A imensa rocha cobriu-se de marcas arredondadas, umas sobre as outras. Cada golpe a soltava cada vez mais do lugar onde estava presa. Finalmente, ela se soltou e começou a rolar pela borda do penhasco, como se tentasse escapar do seu atacante, mas ele a seguiu de perto sem parar de golpeá-la. O último soco reduziu o bloco de pedra a uma chuva de farelos que caíram sobre as ondas. Kuririn respirou fundo, enxugou o suor do rosto e olhou para as mãos: em um ser humano normal os delicados ossos estariam esmigalhados, mas elas só tinham alguns arranhões.

—Acho que posso fazer uma pausa" disse para si mesmo, olhando o mar lá embaixo.

Nos últimos meses, havia relaxado muito nos treinos. Era cinema pra cá, passeios pra lá. Estava na hora de começar a se preparar de verdade, se quisesse ser mesmo útil durante a chegada dos androides. Mestre Kame decidiu que precisavam ficar em um lugar mais amplo, por isso, se mudaram novamente para a enseada onde Kuririn e Goku haviam treinado quando eram meninos. Apesar de agradecido, o monge às vezes pensava que teria sido mais fácil se concentrar em um lugar que não trouxesse tantas lembranças. Era engraçado agora, lembrar a maneira como competira com Goku quando eram crianças, sempre tentando ser melhor do que ele. Que perda de tempo havia sido!

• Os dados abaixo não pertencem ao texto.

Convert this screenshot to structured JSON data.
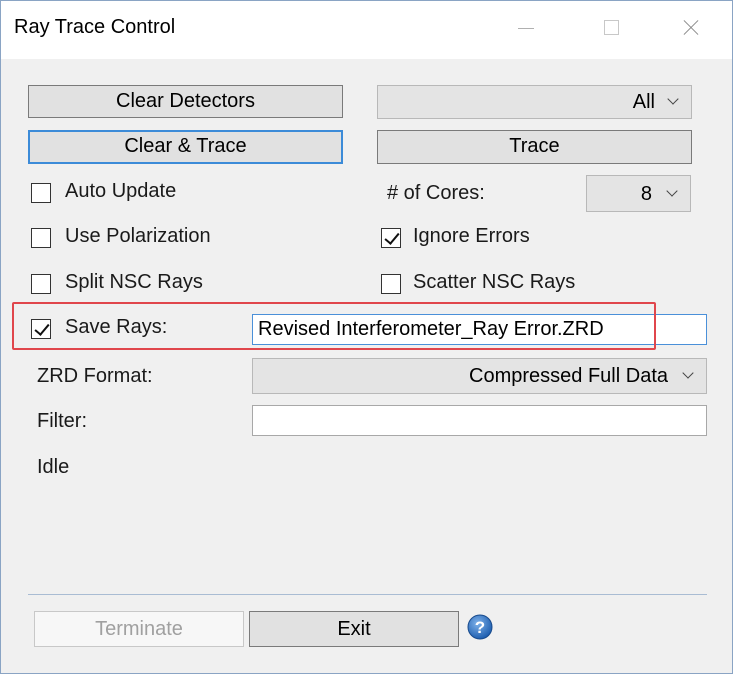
{
  "window": {
    "title": "Ray Trace Control"
  },
  "buttons": {
    "clear_detectors": "Clear Detectors",
    "clear_and_trace": "Clear & Trace",
    "trace": "Trace",
    "terminate": "Terminate",
    "exit": "Exit"
  },
  "detector_select": {
    "value": "All"
  },
  "cores": {
    "label": "# of Cores:",
    "value": "8"
  },
  "options": {
    "auto_update": {
      "label": "Auto Update",
      "checked": false
    },
    "use_polarization": {
      "label": "Use Polarization",
      "checked": false
    },
    "split_nsc_rays": {
      "label": "Split NSC Rays",
      "checked": false
    },
    "ignore_errors": {
      "label": "Ignore Errors",
      "checked": true
    },
    "scatter_nsc_rays": {
      "label": "Scatter NSC Rays",
      "checked": false
    },
    "save_rays": {
      "label": "Save Rays:",
      "checked": true
    }
  },
  "save_rays_file": {
    "value": "Revised Interferometer_Ray Error.ZRD"
  },
  "zrd_format": {
    "label": "ZRD Format:",
    "value": "Compressed Full Data"
  },
  "filter": {
    "label": "Filter:",
    "value": ""
  },
  "status": {
    "text": "Idle"
  },
  "colors": {
    "highlight": "#e0464c",
    "focus": "#3c8bd8",
    "help": "#2f6fc0"
  },
  "icons": {
    "help": "help-icon",
    "close": "close-icon",
    "maximize": "maximize-icon",
    "minimize": "minimize-icon"
  }
}
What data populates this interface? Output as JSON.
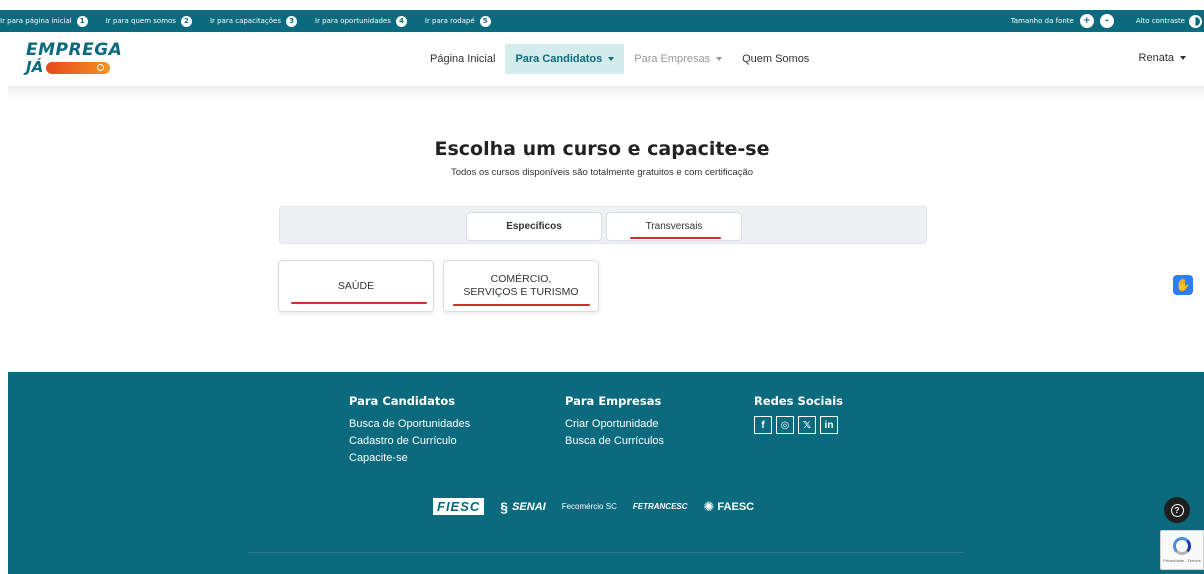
{
  "a11y_bar": {
    "links": [
      {
        "label": "Ir para página inicial",
        "num": "1"
      },
      {
        "label": "Ir para quem somos",
        "num": "2"
      },
      {
        "label": "Ir para capacitações",
        "num": "3"
      },
      {
        "label": "Ir para oportunidades",
        "num": "4"
      },
      {
        "label": "Ir para rodapé",
        "num": "5"
      }
    ],
    "font_size_label": "Tamanho da fonte",
    "font_increase": "+",
    "font_decrease": "-",
    "contrast_label": "Alto contraste"
  },
  "header": {
    "logo_top": "EMPREGA",
    "logo_bottom": "JÁ",
    "nav": [
      {
        "label": "Página Inicial"
      },
      {
        "label": "Para Candidatos"
      },
      {
        "label": "Para Empresas"
      },
      {
        "label": "Quem Somos"
      }
    ],
    "user": "Renata"
  },
  "main": {
    "title": "Escolha um curso e capacite-se",
    "subtitle": "Todos os cursos disponíveis são totalmente gratuitos e com certificação",
    "tabs": [
      {
        "label": "Específicos"
      },
      {
        "label": "Transversais"
      }
    ],
    "categories": [
      {
        "label": "SAÚDE"
      },
      {
        "line1": "COMÉRCIO,",
        "line2": "SERVIÇOS E TURISMO"
      }
    ]
  },
  "footer": {
    "candidatos": {
      "title": "Para Candidatos",
      "links": [
        "Busca de Oportunidades",
        "Cadastro de Currículo",
        "Capacite-se"
      ]
    },
    "empresas": {
      "title": "Para Empresas",
      "links": [
        "Criar Oportunidade",
        "Busca de Currículos"
      ]
    },
    "social": {
      "title": "Redes Sociais",
      "icons": [
        "f",
        "◎",
        "𝕏",
        "in"
      ]
    },
    "logos": {
      "fiesc": "FIESC",
      "senai": "SENAI",
      "fecomercio": "Fecomércio SC",
      "fetrancesc": "FETRANCESC",
      "faesc": "FAESC"
    }
  },
  "colors": {
    "primary": "#0b6a7d",
    "nav_active_bg": "#d5ecec",
    "underline_red": "#d0302f",
    "logo_orange": "#e8491e"
  }
}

Os livros e filmes estão cheios de histórias sobre pessoas que superam limites impossíveis apenas com esforço e determinação. O que ninguém diz é que há barreiras que nem toda a determinação do mundo pode ultrapassar. No caso dele, barreiras físicas, causadas pela genética. Talvez fosse por isso que se sentia tão desmotivado.

—Nem sei por que eu ainda insisto—suspirou—Nunca serei tão forte quanto o Goku ou Vegeta... e nem sei se vou servir para alguma coisa contra aqueles androides.Talvez eu devesse procurar alguma garota pra me casar, enquanto ainda sou jovem.

Uma sombra se derramou sobre ele.

—Duvido que você consiga—escarneceu uma voz áspera—A não ser que encontre alguma garota que precise de um apoio para tomar sopa.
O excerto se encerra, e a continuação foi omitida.